As one goes looking for tiny purples of puvamkurul or muyilcheviyan, one notices n number of other small growths in the bushes. Each one, seniors will tell untiringly, is medicinal, used in home medicine. Also these tiny growths are ever eager to assert their lives in humble manner, willing to grow anywhere. Ancient wisdom made best use of available natural vegetable resources and hence flourishes Ayurveda, and hence rural Indians -thanks to their nature friendly life style- score better where health and herd immunity is concerned.

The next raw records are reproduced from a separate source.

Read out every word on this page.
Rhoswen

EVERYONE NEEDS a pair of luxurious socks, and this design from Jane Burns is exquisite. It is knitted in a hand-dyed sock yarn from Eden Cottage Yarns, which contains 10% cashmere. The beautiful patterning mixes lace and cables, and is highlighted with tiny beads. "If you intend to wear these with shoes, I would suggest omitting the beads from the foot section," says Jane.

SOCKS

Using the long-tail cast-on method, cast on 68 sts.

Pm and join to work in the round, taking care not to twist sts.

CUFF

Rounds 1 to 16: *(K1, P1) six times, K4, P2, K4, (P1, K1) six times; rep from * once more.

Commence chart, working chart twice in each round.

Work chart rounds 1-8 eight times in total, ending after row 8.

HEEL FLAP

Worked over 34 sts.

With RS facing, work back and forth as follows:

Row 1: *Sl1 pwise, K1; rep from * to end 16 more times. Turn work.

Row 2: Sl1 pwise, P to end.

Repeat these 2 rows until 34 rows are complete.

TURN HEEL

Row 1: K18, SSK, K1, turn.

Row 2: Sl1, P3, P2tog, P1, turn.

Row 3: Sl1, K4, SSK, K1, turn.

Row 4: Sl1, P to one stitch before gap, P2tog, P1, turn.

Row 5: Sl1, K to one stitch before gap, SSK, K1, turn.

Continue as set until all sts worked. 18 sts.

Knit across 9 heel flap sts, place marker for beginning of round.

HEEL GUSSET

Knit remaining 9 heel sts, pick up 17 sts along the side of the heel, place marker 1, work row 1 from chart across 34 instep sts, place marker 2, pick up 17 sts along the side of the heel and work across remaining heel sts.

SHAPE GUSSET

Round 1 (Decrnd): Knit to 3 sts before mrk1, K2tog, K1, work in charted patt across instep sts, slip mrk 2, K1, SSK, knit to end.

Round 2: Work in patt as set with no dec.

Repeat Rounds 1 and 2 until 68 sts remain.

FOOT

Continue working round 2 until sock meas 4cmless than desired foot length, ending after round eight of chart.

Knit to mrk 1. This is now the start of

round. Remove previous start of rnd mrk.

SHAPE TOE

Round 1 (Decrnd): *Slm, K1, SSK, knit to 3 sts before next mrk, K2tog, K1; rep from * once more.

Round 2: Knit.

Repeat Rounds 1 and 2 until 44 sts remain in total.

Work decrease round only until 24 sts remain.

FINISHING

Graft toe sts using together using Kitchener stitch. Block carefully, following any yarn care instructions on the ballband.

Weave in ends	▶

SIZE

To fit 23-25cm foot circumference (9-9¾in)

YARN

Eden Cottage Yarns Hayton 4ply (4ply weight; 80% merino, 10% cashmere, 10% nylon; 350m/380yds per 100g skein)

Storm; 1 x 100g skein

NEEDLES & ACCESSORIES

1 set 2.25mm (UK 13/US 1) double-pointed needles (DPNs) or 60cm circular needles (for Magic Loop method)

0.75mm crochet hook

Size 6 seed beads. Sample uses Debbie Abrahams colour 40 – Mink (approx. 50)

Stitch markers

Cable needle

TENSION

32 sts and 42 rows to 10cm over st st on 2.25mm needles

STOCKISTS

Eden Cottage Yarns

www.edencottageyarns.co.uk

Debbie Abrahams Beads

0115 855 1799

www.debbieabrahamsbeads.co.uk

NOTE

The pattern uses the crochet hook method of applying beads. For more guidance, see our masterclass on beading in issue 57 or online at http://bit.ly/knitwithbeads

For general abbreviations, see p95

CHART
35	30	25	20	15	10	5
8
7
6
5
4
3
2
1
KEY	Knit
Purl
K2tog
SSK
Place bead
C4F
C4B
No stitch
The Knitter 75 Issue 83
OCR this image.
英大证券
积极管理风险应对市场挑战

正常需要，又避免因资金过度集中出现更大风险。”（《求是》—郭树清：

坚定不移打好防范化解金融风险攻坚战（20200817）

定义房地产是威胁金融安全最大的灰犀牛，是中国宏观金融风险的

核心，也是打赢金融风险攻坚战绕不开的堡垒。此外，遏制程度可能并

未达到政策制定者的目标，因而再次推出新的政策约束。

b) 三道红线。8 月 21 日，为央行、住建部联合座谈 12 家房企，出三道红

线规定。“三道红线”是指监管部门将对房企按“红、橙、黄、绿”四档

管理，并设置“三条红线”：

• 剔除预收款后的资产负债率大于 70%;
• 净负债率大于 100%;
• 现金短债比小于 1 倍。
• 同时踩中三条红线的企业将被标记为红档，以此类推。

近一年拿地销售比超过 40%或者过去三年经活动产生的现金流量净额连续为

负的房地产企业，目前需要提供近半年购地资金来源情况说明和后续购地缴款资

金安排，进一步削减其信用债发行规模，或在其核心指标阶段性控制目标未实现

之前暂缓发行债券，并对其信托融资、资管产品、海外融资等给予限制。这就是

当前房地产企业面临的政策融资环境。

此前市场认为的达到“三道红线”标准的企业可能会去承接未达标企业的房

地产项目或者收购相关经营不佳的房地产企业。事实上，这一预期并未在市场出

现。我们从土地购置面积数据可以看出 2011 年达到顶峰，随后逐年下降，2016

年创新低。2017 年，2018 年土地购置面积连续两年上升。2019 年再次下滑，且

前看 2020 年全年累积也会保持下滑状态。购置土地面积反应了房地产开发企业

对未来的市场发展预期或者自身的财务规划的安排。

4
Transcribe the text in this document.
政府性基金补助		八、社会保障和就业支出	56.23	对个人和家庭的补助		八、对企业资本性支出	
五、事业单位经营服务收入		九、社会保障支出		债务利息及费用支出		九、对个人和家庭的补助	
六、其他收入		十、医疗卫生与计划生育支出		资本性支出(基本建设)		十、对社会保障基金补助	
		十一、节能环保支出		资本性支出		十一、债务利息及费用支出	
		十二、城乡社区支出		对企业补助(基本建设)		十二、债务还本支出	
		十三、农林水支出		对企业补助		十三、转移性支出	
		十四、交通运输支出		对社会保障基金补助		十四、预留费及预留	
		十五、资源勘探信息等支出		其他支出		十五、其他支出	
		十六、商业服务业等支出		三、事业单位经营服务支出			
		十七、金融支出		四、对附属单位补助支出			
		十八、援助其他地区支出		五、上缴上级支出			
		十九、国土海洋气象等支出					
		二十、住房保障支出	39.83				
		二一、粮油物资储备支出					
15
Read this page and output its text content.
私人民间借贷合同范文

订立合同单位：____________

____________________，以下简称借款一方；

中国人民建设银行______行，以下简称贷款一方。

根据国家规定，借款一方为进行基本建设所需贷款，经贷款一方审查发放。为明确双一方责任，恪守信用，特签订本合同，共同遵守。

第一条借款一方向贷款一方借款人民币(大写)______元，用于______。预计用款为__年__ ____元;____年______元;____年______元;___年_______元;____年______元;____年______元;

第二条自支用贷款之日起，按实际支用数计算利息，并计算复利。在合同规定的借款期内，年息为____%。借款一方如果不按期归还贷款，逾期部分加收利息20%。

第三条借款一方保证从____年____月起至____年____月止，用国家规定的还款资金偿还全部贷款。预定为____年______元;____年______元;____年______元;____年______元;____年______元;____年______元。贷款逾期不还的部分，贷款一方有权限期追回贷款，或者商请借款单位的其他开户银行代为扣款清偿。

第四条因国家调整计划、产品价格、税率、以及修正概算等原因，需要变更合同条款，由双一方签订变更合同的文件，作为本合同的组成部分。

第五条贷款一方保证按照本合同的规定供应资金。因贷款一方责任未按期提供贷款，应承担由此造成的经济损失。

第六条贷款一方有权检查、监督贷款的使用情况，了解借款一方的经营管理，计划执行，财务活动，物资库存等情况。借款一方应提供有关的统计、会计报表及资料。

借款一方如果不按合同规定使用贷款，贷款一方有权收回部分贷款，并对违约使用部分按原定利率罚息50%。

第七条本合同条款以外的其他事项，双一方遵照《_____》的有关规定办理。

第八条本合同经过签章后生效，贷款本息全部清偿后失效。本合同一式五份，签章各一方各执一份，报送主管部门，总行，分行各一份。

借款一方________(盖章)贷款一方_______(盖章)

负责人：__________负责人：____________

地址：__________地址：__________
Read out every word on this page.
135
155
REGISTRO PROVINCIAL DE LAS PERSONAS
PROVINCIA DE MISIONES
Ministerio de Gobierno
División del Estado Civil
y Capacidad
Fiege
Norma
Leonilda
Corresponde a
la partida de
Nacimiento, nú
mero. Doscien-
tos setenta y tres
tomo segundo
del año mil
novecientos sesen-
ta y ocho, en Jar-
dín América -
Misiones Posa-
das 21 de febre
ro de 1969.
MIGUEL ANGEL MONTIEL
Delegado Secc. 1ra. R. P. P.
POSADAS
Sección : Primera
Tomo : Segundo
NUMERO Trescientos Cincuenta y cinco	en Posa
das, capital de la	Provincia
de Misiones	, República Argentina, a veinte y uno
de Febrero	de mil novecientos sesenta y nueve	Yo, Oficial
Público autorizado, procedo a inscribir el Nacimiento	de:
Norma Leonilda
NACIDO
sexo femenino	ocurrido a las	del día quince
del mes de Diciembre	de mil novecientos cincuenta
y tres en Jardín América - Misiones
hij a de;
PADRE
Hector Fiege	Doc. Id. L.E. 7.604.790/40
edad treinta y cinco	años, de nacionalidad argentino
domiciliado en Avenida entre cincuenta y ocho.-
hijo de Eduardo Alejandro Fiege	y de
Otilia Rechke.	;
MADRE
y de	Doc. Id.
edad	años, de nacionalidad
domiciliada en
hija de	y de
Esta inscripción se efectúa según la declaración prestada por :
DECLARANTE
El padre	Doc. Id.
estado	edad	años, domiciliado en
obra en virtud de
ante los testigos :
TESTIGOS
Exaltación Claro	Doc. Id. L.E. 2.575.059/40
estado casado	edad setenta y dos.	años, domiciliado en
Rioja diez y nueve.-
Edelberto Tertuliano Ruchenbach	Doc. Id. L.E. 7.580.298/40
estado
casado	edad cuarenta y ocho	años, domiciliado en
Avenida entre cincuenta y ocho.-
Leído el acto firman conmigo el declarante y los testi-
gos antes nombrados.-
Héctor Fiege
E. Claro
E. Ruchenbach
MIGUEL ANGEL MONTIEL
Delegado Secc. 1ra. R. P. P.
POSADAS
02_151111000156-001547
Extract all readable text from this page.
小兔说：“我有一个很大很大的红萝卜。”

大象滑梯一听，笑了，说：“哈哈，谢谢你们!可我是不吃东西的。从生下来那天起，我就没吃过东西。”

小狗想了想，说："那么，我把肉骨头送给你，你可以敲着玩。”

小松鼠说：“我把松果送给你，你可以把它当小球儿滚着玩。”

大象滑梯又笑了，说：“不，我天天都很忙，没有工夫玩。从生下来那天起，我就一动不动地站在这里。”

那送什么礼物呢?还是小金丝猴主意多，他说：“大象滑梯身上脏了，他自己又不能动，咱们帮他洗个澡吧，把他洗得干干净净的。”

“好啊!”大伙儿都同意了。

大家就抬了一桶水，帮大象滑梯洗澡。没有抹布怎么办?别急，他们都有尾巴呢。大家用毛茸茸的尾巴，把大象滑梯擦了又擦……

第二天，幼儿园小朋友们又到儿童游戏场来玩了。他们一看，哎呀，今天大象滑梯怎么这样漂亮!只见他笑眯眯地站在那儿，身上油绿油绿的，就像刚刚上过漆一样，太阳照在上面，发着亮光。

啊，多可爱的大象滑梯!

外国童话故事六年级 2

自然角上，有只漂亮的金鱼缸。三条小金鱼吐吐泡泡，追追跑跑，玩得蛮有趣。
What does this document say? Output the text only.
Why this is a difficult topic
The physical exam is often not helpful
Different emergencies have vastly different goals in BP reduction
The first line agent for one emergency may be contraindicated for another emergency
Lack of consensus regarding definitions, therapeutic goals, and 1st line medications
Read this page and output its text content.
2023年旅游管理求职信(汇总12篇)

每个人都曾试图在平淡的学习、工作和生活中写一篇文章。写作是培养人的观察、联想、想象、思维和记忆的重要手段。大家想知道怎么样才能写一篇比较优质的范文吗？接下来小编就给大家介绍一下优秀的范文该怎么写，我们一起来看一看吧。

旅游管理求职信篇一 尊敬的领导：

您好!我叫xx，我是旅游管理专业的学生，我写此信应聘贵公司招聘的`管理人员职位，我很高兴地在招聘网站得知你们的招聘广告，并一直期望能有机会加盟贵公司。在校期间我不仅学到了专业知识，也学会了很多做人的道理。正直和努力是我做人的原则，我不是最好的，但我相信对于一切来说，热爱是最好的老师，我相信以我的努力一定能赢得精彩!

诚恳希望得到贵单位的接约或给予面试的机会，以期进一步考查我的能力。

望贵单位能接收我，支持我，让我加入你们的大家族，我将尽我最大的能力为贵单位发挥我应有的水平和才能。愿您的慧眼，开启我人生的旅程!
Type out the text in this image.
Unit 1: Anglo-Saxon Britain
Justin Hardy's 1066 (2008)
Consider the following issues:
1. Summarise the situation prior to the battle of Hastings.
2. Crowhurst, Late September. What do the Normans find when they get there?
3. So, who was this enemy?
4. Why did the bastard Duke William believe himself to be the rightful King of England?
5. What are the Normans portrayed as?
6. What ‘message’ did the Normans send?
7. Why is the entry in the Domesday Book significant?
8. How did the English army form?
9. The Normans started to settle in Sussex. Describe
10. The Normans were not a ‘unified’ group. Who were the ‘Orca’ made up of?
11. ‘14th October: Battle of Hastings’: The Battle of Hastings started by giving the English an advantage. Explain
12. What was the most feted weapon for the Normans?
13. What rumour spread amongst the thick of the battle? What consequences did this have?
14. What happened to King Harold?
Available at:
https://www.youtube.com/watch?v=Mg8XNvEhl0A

Dasapushpam concept makes a strong case in favor of natural vegetation. Amritapuri Ashram retains much of its soil from going chemical through its nature-friendly waste management. In spite of its nearness to the sea, a number of herbs and so called weeds grow on either side of our walkways whose utility you and I may not know. A new concept of garden that finds a midpoint between a jungle and a park, seems to be emerging. Making things too tidy means making plants dependent only on what is fed. The Flower in the classical Woeful Song of a Flower, Pushpavilapm, wails: (we flowers after our prime time fall to the feet of our Mother, the plant, hoping to merge with her. But you humans… sweep us with a broom harsh and throw our carcass out in the dreary dust.)
Kuzhittura garden and Saraswati garden at either ends of Ashram have given nature almost a free hand; in the area where we 3000+ live, we have trees and plants intentionally grown, but in a nature friendly manner, under Amma’s direction. Among them when a modest mukkutti comes up or a purple puvamkurutan twinkles, we see Mother Earth’s blessings on this God’s own island.